J’étais sortie de cet horizon.
« Qu’est-ce que c’est que ce truc ? » ai-je demandé à Wick tandis qu’il examinait longuement ce que j’avais apporté. La chose pulsait, aussi inoffensive et fonctionnelle qu’une lampe. Pourtant, une des horreurs infligées autrefois à la ville par la Compagnie avait été de tester sa biotech dans les rues. Transformée en immense laboratoire, la ville, tout comme la Compagnie, était désormais à moitié détruite.

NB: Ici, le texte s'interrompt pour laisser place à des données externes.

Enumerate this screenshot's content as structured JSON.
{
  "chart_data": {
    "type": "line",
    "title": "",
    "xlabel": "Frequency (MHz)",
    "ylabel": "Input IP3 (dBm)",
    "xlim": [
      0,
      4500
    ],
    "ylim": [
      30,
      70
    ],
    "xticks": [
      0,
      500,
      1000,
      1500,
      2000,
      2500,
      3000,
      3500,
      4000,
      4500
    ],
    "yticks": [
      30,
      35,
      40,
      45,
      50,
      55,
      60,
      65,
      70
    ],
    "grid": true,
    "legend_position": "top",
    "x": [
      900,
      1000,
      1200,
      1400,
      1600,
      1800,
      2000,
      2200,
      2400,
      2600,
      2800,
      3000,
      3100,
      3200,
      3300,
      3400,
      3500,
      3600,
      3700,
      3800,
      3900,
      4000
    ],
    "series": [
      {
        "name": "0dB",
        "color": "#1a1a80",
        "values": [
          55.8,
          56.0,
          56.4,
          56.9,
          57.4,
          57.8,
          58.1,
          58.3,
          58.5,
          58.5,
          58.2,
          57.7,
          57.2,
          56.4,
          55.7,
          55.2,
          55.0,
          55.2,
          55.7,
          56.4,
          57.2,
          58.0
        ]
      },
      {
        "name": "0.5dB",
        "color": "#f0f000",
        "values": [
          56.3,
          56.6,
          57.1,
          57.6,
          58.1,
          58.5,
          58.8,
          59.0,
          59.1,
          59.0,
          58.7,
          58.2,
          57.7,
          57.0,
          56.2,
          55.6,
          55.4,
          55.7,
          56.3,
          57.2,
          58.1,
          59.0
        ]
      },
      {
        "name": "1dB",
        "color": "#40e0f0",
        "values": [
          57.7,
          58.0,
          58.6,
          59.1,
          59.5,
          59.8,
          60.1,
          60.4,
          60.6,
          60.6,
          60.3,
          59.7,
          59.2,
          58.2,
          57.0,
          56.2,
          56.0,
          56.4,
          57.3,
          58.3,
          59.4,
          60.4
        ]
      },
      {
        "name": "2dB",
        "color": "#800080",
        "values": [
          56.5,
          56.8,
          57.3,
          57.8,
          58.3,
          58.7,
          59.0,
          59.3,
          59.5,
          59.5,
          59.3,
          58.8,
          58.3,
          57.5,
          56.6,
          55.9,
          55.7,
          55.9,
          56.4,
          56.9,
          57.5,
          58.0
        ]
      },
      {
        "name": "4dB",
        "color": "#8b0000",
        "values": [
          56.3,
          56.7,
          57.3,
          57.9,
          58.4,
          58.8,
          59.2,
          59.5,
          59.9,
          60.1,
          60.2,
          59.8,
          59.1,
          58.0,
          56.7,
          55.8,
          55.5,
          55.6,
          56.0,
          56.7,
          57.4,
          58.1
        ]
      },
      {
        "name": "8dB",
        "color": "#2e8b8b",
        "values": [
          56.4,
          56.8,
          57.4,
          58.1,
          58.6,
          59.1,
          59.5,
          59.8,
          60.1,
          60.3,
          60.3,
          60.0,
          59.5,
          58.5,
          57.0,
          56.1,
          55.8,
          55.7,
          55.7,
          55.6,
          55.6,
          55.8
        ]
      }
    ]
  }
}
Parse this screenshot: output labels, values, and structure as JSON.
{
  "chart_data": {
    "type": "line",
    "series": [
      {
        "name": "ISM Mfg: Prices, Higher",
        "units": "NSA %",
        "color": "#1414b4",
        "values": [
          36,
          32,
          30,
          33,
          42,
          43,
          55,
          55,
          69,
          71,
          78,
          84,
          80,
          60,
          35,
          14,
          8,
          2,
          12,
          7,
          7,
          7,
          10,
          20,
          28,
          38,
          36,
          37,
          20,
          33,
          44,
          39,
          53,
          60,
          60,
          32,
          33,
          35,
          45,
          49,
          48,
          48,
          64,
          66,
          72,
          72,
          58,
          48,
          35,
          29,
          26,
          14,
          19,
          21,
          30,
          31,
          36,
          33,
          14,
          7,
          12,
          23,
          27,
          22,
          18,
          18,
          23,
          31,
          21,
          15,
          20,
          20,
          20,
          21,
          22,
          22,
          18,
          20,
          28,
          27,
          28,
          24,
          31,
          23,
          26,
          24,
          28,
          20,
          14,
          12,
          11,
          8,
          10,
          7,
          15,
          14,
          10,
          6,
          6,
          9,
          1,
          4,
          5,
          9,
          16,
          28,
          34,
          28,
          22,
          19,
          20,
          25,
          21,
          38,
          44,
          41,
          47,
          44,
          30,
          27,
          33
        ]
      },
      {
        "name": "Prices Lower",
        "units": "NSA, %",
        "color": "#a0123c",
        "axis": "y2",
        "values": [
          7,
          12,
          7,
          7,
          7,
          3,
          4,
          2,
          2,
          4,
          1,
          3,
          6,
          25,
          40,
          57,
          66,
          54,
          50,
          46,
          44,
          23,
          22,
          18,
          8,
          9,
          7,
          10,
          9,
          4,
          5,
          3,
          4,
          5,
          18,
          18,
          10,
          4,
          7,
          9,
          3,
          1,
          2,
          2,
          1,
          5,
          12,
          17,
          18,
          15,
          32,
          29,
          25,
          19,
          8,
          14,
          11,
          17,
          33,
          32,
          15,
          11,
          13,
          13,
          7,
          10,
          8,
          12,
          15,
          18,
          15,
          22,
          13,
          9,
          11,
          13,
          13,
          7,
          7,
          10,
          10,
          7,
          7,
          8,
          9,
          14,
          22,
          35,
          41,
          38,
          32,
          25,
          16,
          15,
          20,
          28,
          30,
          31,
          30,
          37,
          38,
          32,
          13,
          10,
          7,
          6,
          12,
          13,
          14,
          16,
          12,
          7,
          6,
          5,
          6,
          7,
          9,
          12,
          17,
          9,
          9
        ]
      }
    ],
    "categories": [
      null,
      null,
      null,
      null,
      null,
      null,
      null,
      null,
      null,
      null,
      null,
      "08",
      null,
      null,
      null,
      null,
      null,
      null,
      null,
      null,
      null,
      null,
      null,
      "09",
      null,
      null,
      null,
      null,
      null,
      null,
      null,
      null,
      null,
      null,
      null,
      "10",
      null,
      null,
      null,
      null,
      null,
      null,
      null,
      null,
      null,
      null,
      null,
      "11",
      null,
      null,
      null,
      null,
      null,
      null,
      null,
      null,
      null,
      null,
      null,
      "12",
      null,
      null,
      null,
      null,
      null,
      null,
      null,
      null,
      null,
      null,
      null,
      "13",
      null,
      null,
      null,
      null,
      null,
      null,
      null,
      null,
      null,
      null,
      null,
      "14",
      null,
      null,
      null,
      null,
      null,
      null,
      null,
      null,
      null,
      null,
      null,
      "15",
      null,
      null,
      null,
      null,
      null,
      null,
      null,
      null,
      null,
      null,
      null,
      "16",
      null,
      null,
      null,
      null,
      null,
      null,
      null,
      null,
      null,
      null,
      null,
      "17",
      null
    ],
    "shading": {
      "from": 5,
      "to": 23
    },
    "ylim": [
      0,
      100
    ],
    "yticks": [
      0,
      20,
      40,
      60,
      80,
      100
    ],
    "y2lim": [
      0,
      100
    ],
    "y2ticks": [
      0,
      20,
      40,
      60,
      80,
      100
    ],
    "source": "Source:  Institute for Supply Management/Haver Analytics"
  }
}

Wick a eu ce sourire mince d’homme mince qui ressemblait davantage à une grimace. Un bras sur la table, jambe gauche croisée sur la droite, vêtu d’un pantalon large en lin trouvé la semaine précédente et d’une chemise blanche presque jaunie par un long usage, il semblait à peu près détendu. Mais je savais que c’était une façade, tant au profit de la ville qu’au mien. Des coupures dans le pantalon. Des trous dans la chemise. Les détails qu’on essayait d’ignorer et qui racontaient une histoire plus véridique.
« Qu’est-ce que ce n’est pas ? Voilà la première question, a-t-il répondu.
– Qu’est-ce que ce n’est pas, alors ? »
Il a haussé les épaules, peu disposé à s’avancer. Un mur s’élevait parfois entre nous quand nous discutions de trouvailles, une circonspection que je ne trouvais guère à mon goût.